I dati in chiaroscuro sul lavoro rilanciano Wall Street

Le borse americane festeggiano

Probabilmente non c'è una vera ragione perché gli indici americani risultino tutti in verde, ma dopo i dati negativi sugli indici manifatturieri e dei servizi gli operatori si aspettavano dal mercato del lavoro delle notizie molto pesanti. In effetti il job report non è stato esaltante, se si pensa che sono stati creati 136.000 posti di lavoro a fronte di 140.000 attesi e di 168.000 della rilevazione precedente e che i salari sono saliti solo del 2,9% a fronte di un 3,2% atteso. Però il fatto che la disoccupazione continua a diminuire (3,5% rispetto al 3,7% del mese precedente) evidentemente è un segnale che il mercato del lavoro in Usa è ancora in salute. Le borse americane quindi hanno chiuso tutte in positivo di circa 1,4%.

Settimana importantissima per la Fed

A tenere banco sicuramente saranno questa settimana le dichiarazioni dei vari esponenti della Fed che si pronunceranno in tema di politica monetaria. A prendere la parola saranno oggi il governatore della banca centrale di Minneapolis Nel Kakhsari, domani quello della Fed di Chicago Charles Evans e a seguire il numero della Fed Jerome Powell. Mercoledì, invece, ci sarà la pubblicazione dei verbali del FOMC da cui verranno fuori le indicazioni sulle intenzioni dell'istituto di Washington riguardo il taglio del costo del denaro. Ormai ci si attende un taglio a fine ottobre o al massimo al mese successivo e il mercato comincia a scontare l'attesa.
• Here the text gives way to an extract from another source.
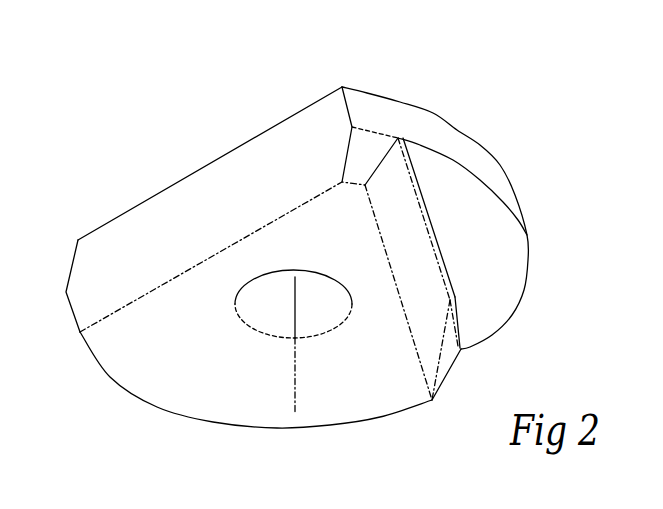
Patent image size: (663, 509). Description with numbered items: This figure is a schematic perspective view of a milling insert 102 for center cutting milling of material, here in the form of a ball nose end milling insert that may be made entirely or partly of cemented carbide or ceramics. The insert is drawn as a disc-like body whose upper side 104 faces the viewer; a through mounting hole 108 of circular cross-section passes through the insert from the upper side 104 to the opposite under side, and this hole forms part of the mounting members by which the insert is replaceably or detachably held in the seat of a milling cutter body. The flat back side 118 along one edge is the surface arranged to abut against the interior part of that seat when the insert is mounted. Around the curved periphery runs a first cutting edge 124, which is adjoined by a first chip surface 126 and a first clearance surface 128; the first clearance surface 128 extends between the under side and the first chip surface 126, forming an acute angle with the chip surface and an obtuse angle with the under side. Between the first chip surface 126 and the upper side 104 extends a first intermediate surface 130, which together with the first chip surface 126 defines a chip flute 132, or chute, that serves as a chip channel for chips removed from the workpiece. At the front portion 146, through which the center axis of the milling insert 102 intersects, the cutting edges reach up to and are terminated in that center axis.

Torna l'attenzione sulla guerra dei dazi

Il negoziato tra Cina e Stati Uniti riprenderà giovedì quando il vice premier cinese Liu He sarà nella capitale per sedersi al tavolo del confronto. Le richieste cinesi sono chiare, eliminare i provvedimenti presi su Huaweii e via libera alle aziende cinesi dell'alta tecnologia. In questo Trump sembra non ricettivo e la trattativa si prospetta essere molto complicata. Questo inevitabilmente provocherà qualche turbolenza nei mercati azionari e in quello delle valute, a meno di colpi di scena nulla dovrebbe mutare rispetto al quadro attuale degli accordi.

Il dollaro si riprende

Dopo il dato di venerdì il dollaro si apprezza nei confronti dello yuan dopo due giorni di cali. Il cross viene un pò considerato alla stregua di una polizza assicurativa nel caso in cui l'accordo sui dazi dovesse andare male, quindi sarà molto sensibile all'esito e all'evolversi di tutto il negoziato. Tutto sommato rimane stabile nei confronti dello Yen e dell'Euro, arrestando la discesa dopo i preoccupanti dati sull'economia americana della scorsa settimana.

Conclusioni

Evidentemente ancora non è tempo di recessioni, è bastato un segnale, pur minimo, di solidità dell'economia a stelle e strisce che il mercato borsistico Usa si è rimesso in corsa, trascinando anche le altre borse. E un segnale eloquente è dato anche dall'indice della paura, il Vix, che ha perso 5 punti attestandosi intorno a 19 dollari. L'attenzione a quello che succederà nei prossimi giorni sarà massima anche perché gli operatori punteranno gli occhi su quella che sarà un'altra spina nel fianco per i mercati, ossia il negoziato su Brexit. La sensazione è che qualunque cosa succeda i fondamentali dell'economia, tarando da qualche fibrillazione di breve, faranno alla fine la differenza e determineranno dove gli investitori metteranno i loro soldi.